In today’s competitive marketplace, businesses find themselves constantly challenged to grow and evolve if they want to succeed and not be deemed old fashion or out-of-date in meeting the demands of customers.
Although change and a willingness to grow and become — for the right purpose — is a proven good strategy, any constant urge to fix one’s gaze steadily toward the future while letting go of the past can prove detrimental to the organization’s identity and reputation. Losing touch with one’s roots, one’s heritage, is a sure course for disaster. It not only fuels a dysfunctional workplace but can tear apart the very fabric of the organization’s brand.
We’ve seen businesses pursue various tactics when faced with the reality that the organization or its corporate culture has changed to such an extent that the organization itself is no longer influenced by the values and principles that have defined its very essence from the day it was founded,
To offset that tide and create a pathway back to their core values, some, like The Ritz-Carlton and Starbucks, focus on service quality.
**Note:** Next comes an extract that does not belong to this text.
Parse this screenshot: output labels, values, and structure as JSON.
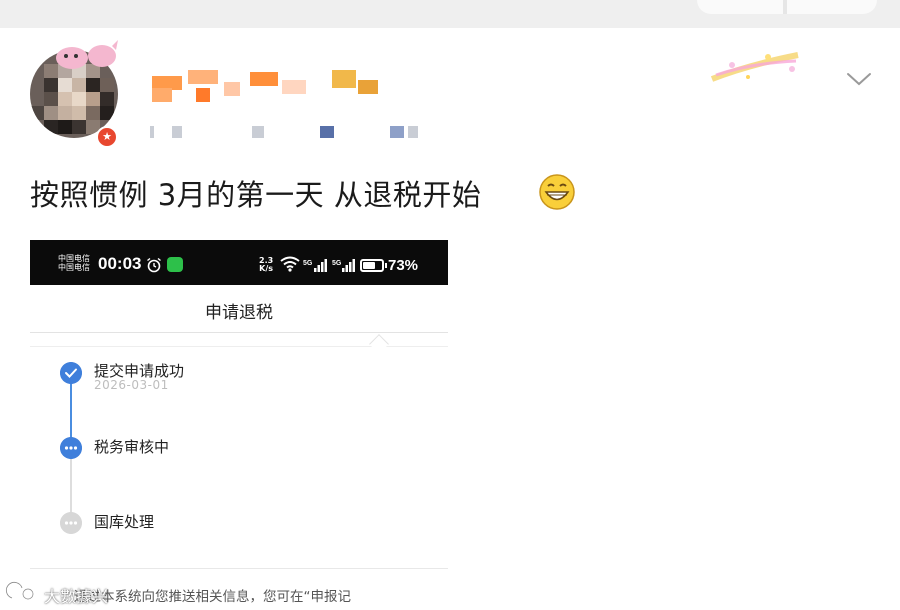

Guaranteeing an experience of quality not only helps to excel their brand reputation beyond all others in the marketplace, it unites staff and customers alike under a common banner that clearly spells out who they are and what their heritage represents. It creates a sense of pride among staff and loyalty among customers wanting to be identified with excellence.
Others find the solution in an ombudsman or an inspector general, who acts with an established degree of independence in order to bridge the interests of the public with the organization in an unbiased manner.
Then, there are those who take an innovative course. They hire someone like the stern elderly lady in the Hanes underwear commercials. Remember her, Inspector 12? She would look over each pair, stamp it and proudly proclaim, "They don't say Hanes until I say they say Hanes!"
No matter what course of action is chosen, any attempt to recapture one’s roots needs to be fully comprehensive and all-pervasive in nature if it is to be successful. It not only needs to find ways of expression through enhanced communications but it must also be celebrated and embraced on a daily basis, by the board, the staff, and yes, even among members.
Can that be said of your credit union and the way it lives its heritage, particularly during the month of October as we observe International Credit Union Day on Oct. 18, and especially during a year designated by The United Nations as The International Year of Cooperatives?
I would think that for some, the effort is simple and easy, while for many others it can pose quite a daunting task.
During my years at WesCorp, I was fortunate enough to visit a number of small-asset size credit unions and remember seeing on more occasions than one, the manager greeting members by name, one-by-one, at the front door. Amazing as it was, that was just the tip of the iceberg. The spirit and morale of what it means to be a “credit union” ran high in those shops, among staff and members alike.
In those shops, members were actively involved in educational offerings and in the annual meeting. They all seemed to display a genuine love for the credit union, and that included all their immediate family members as well.
Was it because they were made to feel like owners or was it simply that they experienced the values associated with the credit union business model in a very direct and personalized way? I never was able to ask the members or learn their actual reasoning, but one thing was absolutely crystal clear to me. Each of these small-asset size credit unions was grounded firmly in its cooperative heritage. They all remained faithful to their roots.
Some may conclude that it was the small size of the organization that contributed to the spirit. Others might attribute it to serving one SEG or explain it as simply the reflection of a leader who by example lives the values of the credit union’s heritage. Nonetheless, each shop had a pervasive spirit of cooperation, honestly and pride in the service they were providing to others.
Unfortunately, not every credit union is generating an equivalent experience. Right now there are shops in the U.S. struggling to build morale, searching desperately for a way to recapture the days of old when the credit union represented something more than a place to do one’s banking. There are shops where staff works in silos, where communications are abysmal or where the environment feels more like a for-profit financial center than a credit union dedicated to people helping people.
At a time in history when more people are transferring their money from banks to credit unions than ever before, credit unions of all shapes and sizes need to ensure the public — their members — that they continue to embrace a heritage that is both cooperative in nature and committed to principles that Wall Street finds unappealing and old-fashioned.
It’s a time to recapture roots and renew our commitment to the dreams and aspirations first proposed by Filene and Bergengren.
We may not need an ombudsman or an Inspector 12, but certainly appointing someone whose fulltime job is to ensure that the credit union remain faithful to its roots, and acknowledges that heritage in word and deed can be a winning proposition. Consider the results for a moment.
By reclaiming a credit union’s heritage through innovative communications and PR campaigns, through creative educational and training initiatives, this — let’s call him/her, “Chief Heritage Officer” — can nourish morale and enliven the spirit of the credit union in ways that can have a far-reaching impact for staff, the board and members as well.
Yes, there is a price to pay but is it not worth the investment? Or, can it be that improved morale and a heightened awareness of the credit union’s values and reputation in the community might not contribute significantly to the bottom line? I’m willing to wager the opposite. What about you?
It seems to me the real secret for a credit union’s success may have been with us from the day we first opened our doors and served a member. We just need to be reminded on a daily basis that we aren’t a credit union until we first BE a credit union by embracing our roots and living the values and principles embodied in our credit union heritage.